Tahasu, m'entends-tu?

J'ai parlé quelques fois des clowneries des bélugas. Toujours heureux de faire une blague, une pirouette, de jouer à qui va le plus vite, à qui a la peau la plus douce, difficile de ne pas être heureux à leurs contacts. Pourtant...

Pourtant un grand inquiet comme moi a de la difficulté à comprendre cette simple joie dans un monde qui change si rapidement, avec tous ces gens qui nous entourent, enfin en voyant ma propre médiocrité. Les bélugas savent tout cela, mais ils préfèrent être heureux, jouer puisqu'ils ne peuvent pas faire grand chose contre tout cela. Pas grand chose sinon dire la beauté du Monde en espérant d'être entendus.

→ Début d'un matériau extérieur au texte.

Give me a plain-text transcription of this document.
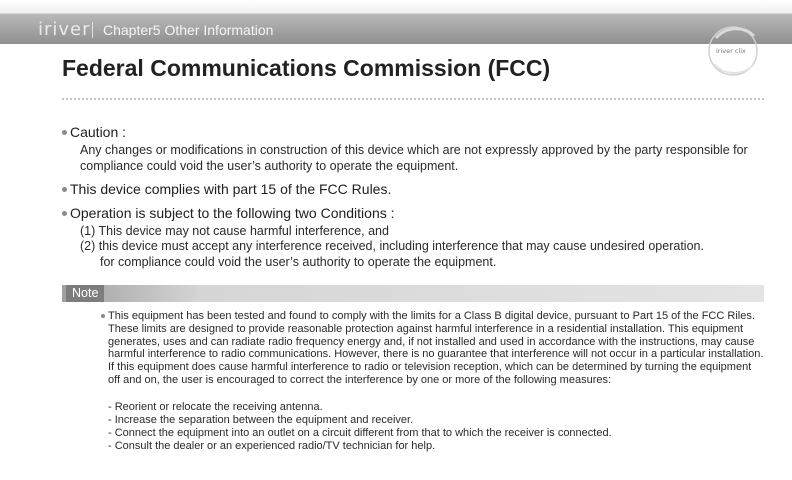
iriver Chapter5 Other Information
iriver clix
Federal Communications Commission (FCC)
Caution :
Any changes or modifications in construction of this device which are not expressly approved by the party responsible for compliance could void the user’s authority to operate the equipment.
This device complies with part 15 of the FCC Rules.
Operation is subject to the following two Conditions :
(1) This device may not cause harmful interference, and
(2) this device must accept any interference received, including interference that may cause undesired operation.
for compliance could void the user’s authority to operate the equipment.
Note
This equipment has been tested and found to comply with the limits for a Class B digital device, pursuant to Part 15 of the FCC Riles. These limits are designed to provide reasonable protection against harmful interference in a residential installation. This equipment generates, uses and can radiate radio frequency energy and, if not installed and used in accordance with the instructions, may cause harmful interference to radio communications. However, there is no guarantee that interference will not occur in a particular installation. If this equipment does cause harmful interference to radio or television reception, which can be determined by turning the equipment off and on, the user is encouraged to correct the interference by one or more of the following measures:
- Reorient or relocate the receiving antenna.
- Increase the separation between the equipment and receiver.
- Connect the equipment into an outlet on a circuit different from that to which the receiver is connected.
- Consult the dealer or an experienced radio/TV technician for help.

Cependant chez les bélugas aussi, il y a des inquiets, comme Hélis le sage, dont j'ai parlé quelque fois, des individus exceptionnels que j'aimerais bien connaître davantage. Il y a une dame entre autre, qui doit avoir autour de 30 ans, qui trouve toujours le moyen de vivre plutôt isolée, avec son petit quand elle en a un à sa charge. Namiko l'appelle Tahasu, probablement de Kiwaci-tahasu Oqim... (elle chante) triste comme un huard, triste comme un chant de huard.

Cet été j'ai bien essayé de l'approcher, parce qu'elle a un petit tout gris, et je voulais savoir si le langage du petit était un peu différent dû à son isolement du reste du groupe. Mais Tahasu ne voulait pas que j'approche. D'habitude les mamans qui ont des bébés sont dans des groupes assez importants qui ont pour rôle d'empêcher les prédateurs d'approcher les petits. Je ne sais pas si c'est parce qu'ils sont habitués à moi, ou s'ils ne me considèrent pas comme un prédateur mais souvent, un groupe avec des petits passe près du bateau que j'occupe.

Namiko ne dit que son petit s'appelle (pour le moment) Piyel et qu'il est aussi joyeux et bavard que tous les autres petits bélugas. Il n'est pas la cause de la tristesse de Tahasu. Je sais bien que c'est moi qui entends ce message de Namiko, et vous avez tout à fait le droit de douter de ce que j'entends, peut-être dit-elle simplement à sa voisine, « pousses-toi un peu, je ne veux pas toucher au bateau ».

Il n'est pas question que je m'approche, je reste à distance respectueuse et laisse les baleines m'approcher si elles le veulent. Je me sens déjà assez intrusif à écouter leurs conversations, je n'irai quand même pas planter un micro dans leurs chambres à coucher. Tahasu ne veut pas s'approcher de moi, elle préfère rester à distance, et j'accepte sa décision. Mais peut-être si elle acceptait de me dire quelque chose, non conversations pourraient alléger sa tristesse. Ou simplement d'échanger nos inquiétudes pour y trouver un peu de paix.

Je ne prétends pas avoir un quelconque talent de thérapeute, tout ce que je sais faire c'est raconter des histoires, et peut-être écouter... Tahasu, je respecte ta tristesse, et étant différent, il y a peu de chance que je te comprenne vraiment. Mais parce que je ne comprendrai pas, je poserai des questions où tu y trouveras peut-être une porte vers plus de joie.